Прославили Чевкина директором Азиатского департамента, а теперь говорят, назначается не он уже, а Устинов, который советником в Царыраде, вице-директором и управляющим департаментом. Это, кажется, верно.
Вечером славный был у нас концерт. Карадори пела бесподобно. Новосильцев в восхищении от нее. Я было хотел ей прочитать твои стихи, но Вяземский проворнее меня в любезностях, подлетел уже со своим экземпляром и с Виельгорским, который читал ей их. Выбор музыки был прекрасный, и все пели хорошо: Волконский, Греч, Евсеев. Натешился я.

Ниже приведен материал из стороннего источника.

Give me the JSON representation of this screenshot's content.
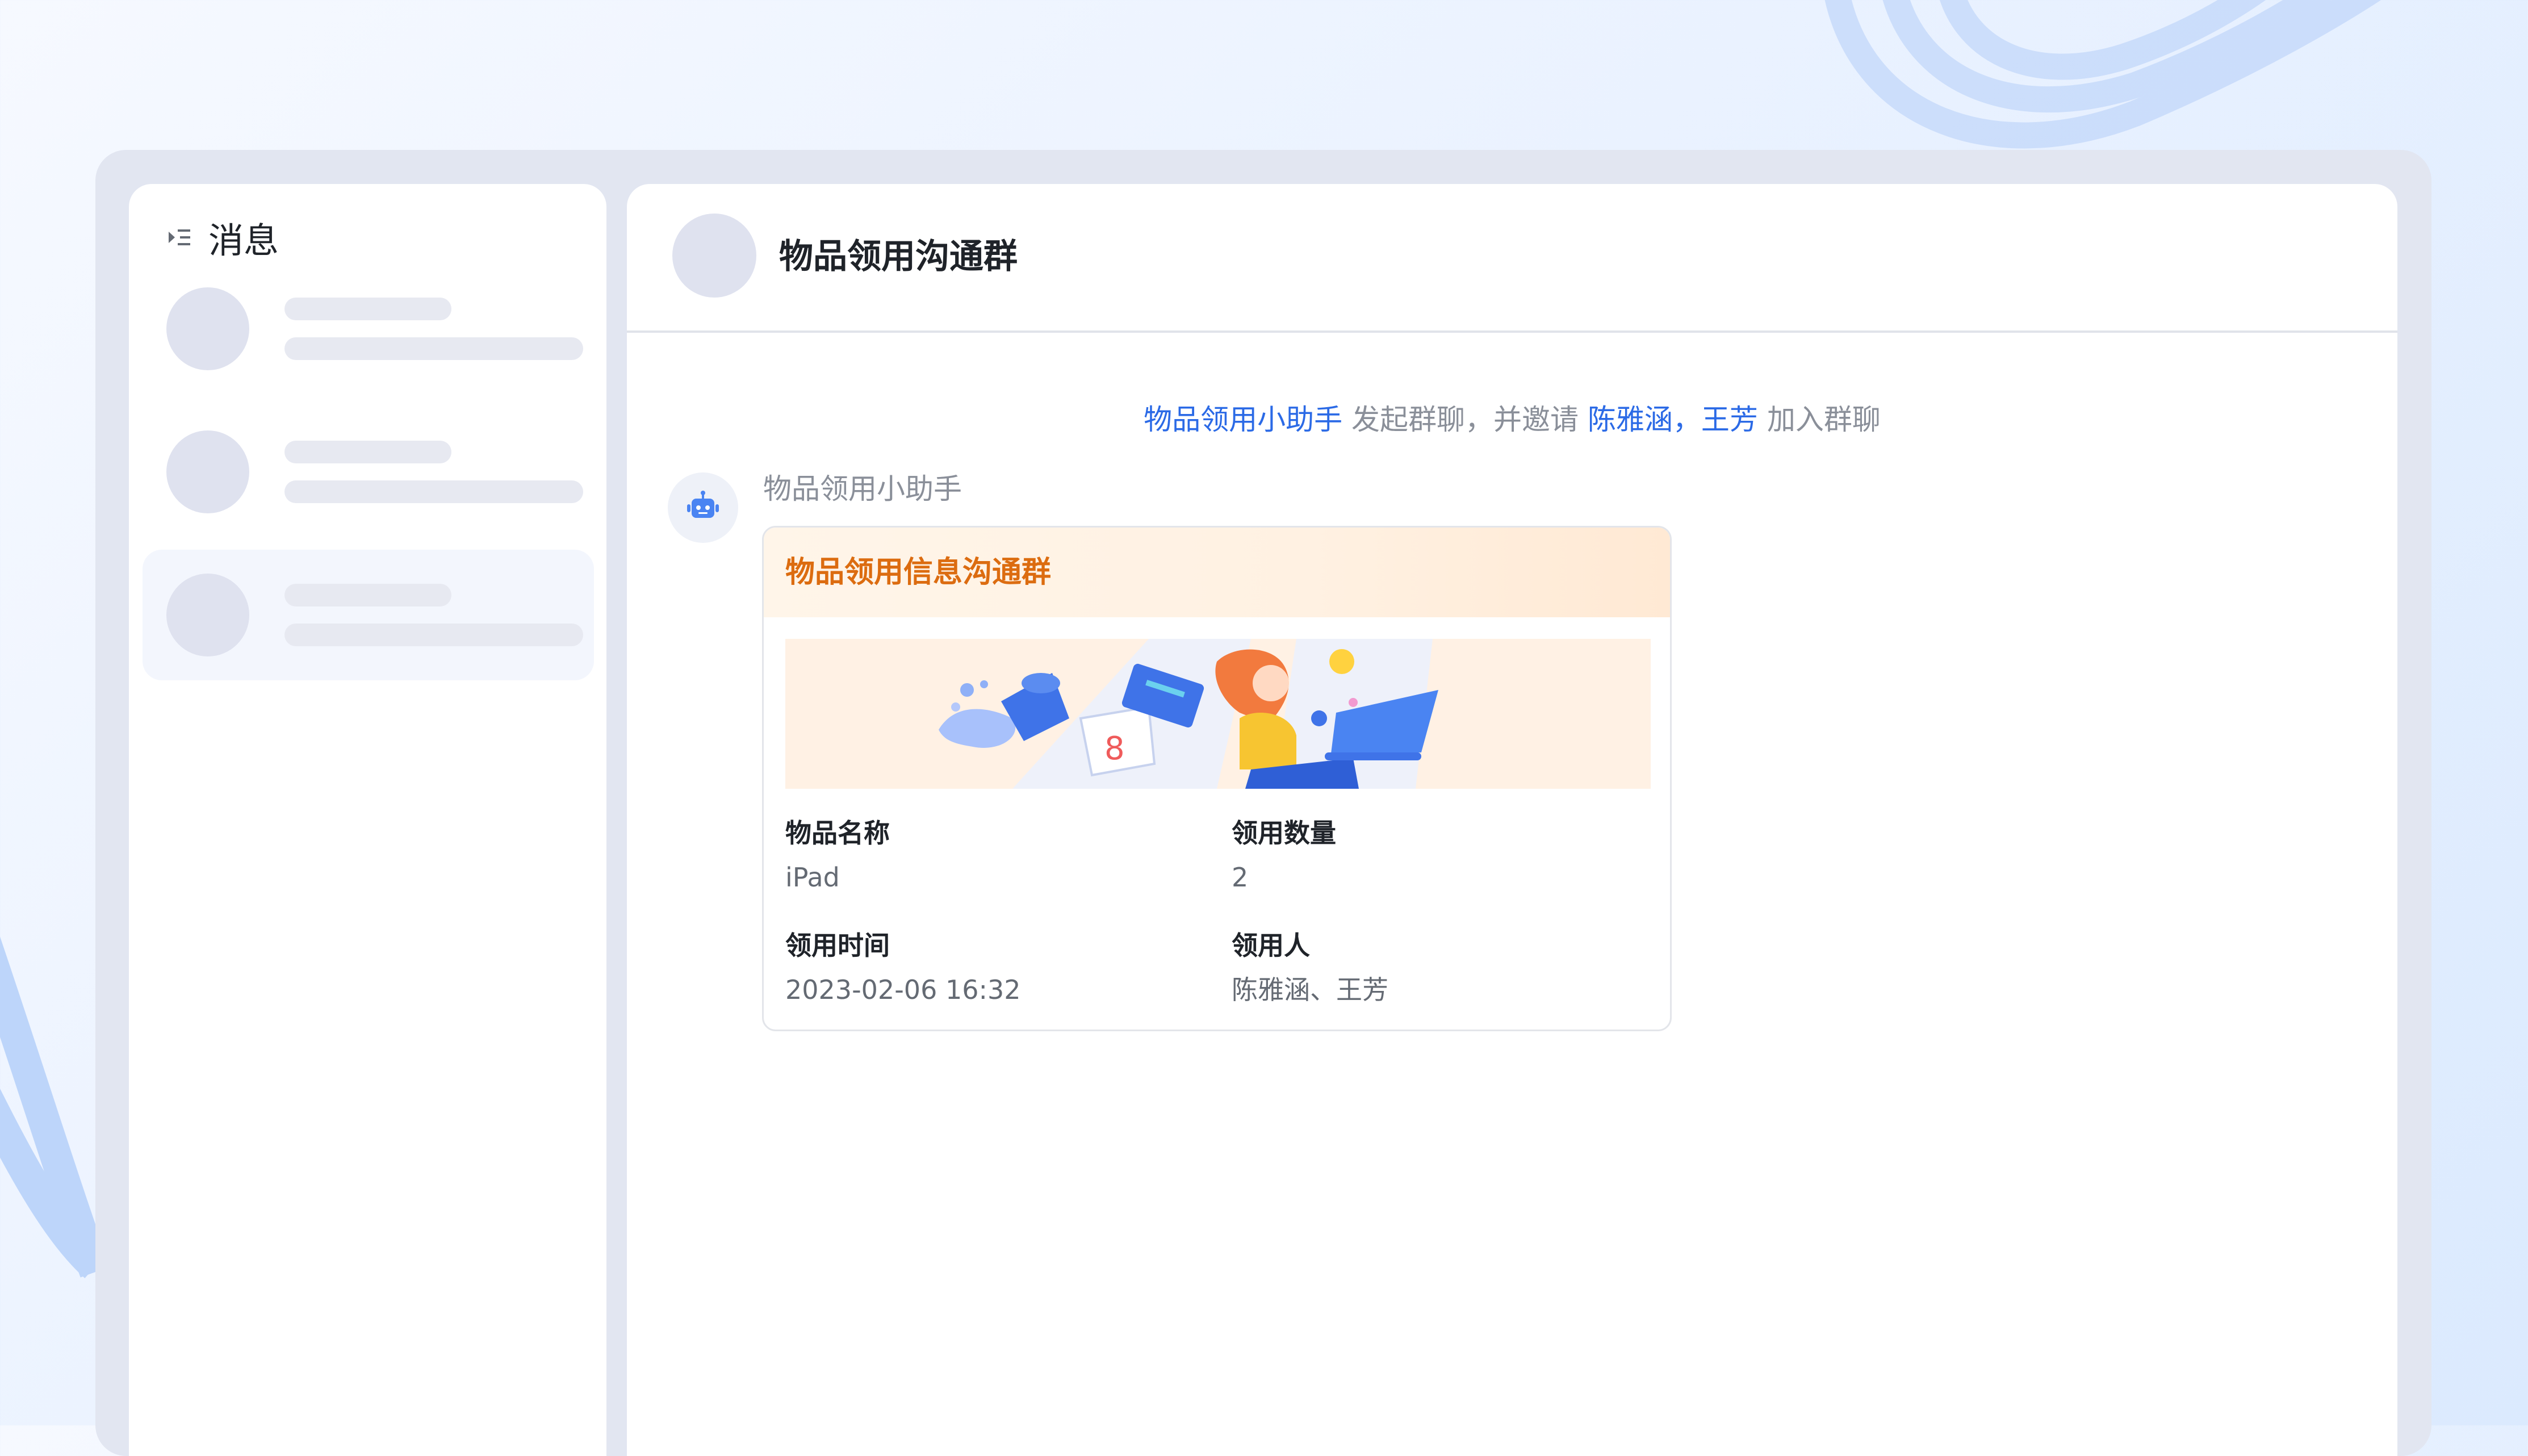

Третьего дня был я на балу во дворце, где пробыл до трех часов, играл в вист, так как я не танцовщик, не так, как вы с Вяземским. После пошел смотреть танцы. Тут разговаривал с Бенкендорфом. Государь изволил подойти ко мне, взял меня за руку, спросил о здоровье и очень милостиво разговаривал. Спрашивал, что делает брат. – «Почт-директорствует». – Засмеялся, повторил это слово, прибавив: «Это новый глагол, который все выражает». – «И который содержит все пожелания брата». – «Что делает княгиня Долгорукова?» – «Государь, я надеялся видеть ее здесь, но она снова брюхата». – «Опять? Сожалею, что мы ее не увидим. Как поживает ее сестра?» – «Превосходно, государь, все уверяют меня, что она похорошела. Что до нее, то я не вовсе еще потерял надежду ее увидеть, ежели ее матушка сможет оторваться от своей фабрики на несколько недель». – «Она очаровательна. Так, значит, все поживают превосходно?» – «Благодарение Богу, превосходно». – После говорил о разных предметах, о дамах, которые танцевали, о почтах. Я благодарил за чиновников. Одним словом, истинно меня осчастливил милостивым своим обхождением со мною.
Ну, у вас ни на час без проказ. Не знаю Додо [это Евдокия Петровна Сушкова, в которую влюблен был кто-то из князей Голицыных и которая потом вышла замуж за графа Андрея Федоровича Ростопчина], но сожалею, что будут, вероятно, много болтать о ее трагическом отчаянии. Жаль, что будут говорить о Голицыне; теперь не те времена, что подобные истории умножают репутацию даже и в глазах женщин.
1833 год
В маскараде ужаснейшая была толпа. Тут нашел и Карадори, которую полагал на Московской дороге. Ужин был в Эрмитаже. Государь изволил ко мне подходить, взял за руку, держал долго и чрезвычайно милостиво со мною разговаривал, благодарил также за календари. Сердце радуется, глядя на него посреди этой толпы, которая так и кидается везде, где он и императрица. У всех на лице удовольствие; видно было, сколько это и ангелу нашему было приятно. В Эрмитаже поставили к дверям Карадори, чтобы видеть единственную декорацию, в коей точно есть нечто очаровательное. Государь подошел к ней и спросил: «Ну что ж, мадам, как вы себя находите среди моих тридцати трех тысяч друзей?» – «Поистине великолепно!» Желал бы я, чтобы иностранные журналисты поглядели на этот праздник.
Ну, мой милый друг, насилу я до тебя добрался; а вся беда от того, что я встал в 9 часов, заспался, там жег, рвал лишние бумаги, а там явился Дишка, болтали, а там явился Трубецкой маленький, а там явилась Адель Голицына, а там принесли бумаги подписывать, а там в экспедицию: не остается и времени поболтать с тобою. Но ежели и не досыта, то все-таки стану болтать. Отвечаю на письмо твое от 29-го. Как меня тронул разговор государя с тобою об нас всех! Вечером я возил письмо к Ольге и ей читал, и она была в восхищении, ибо в нашей семье всякое словечко государя – оракул.
Нового ничего не слыхать. Третьего дня было только происшествие в театре. Мадам Юлье танцевала в балете «Венецианский карнавал»; она всеми любима, а потому немало удивило публику, что ей стали шикать и освистывать. Во главе заговора стояли граф Потемкин и князь Вольдемар Голицын. Не знаю, чем кончилось, ибо бедная Юлье, выйдя за кулисы, упала в обморок.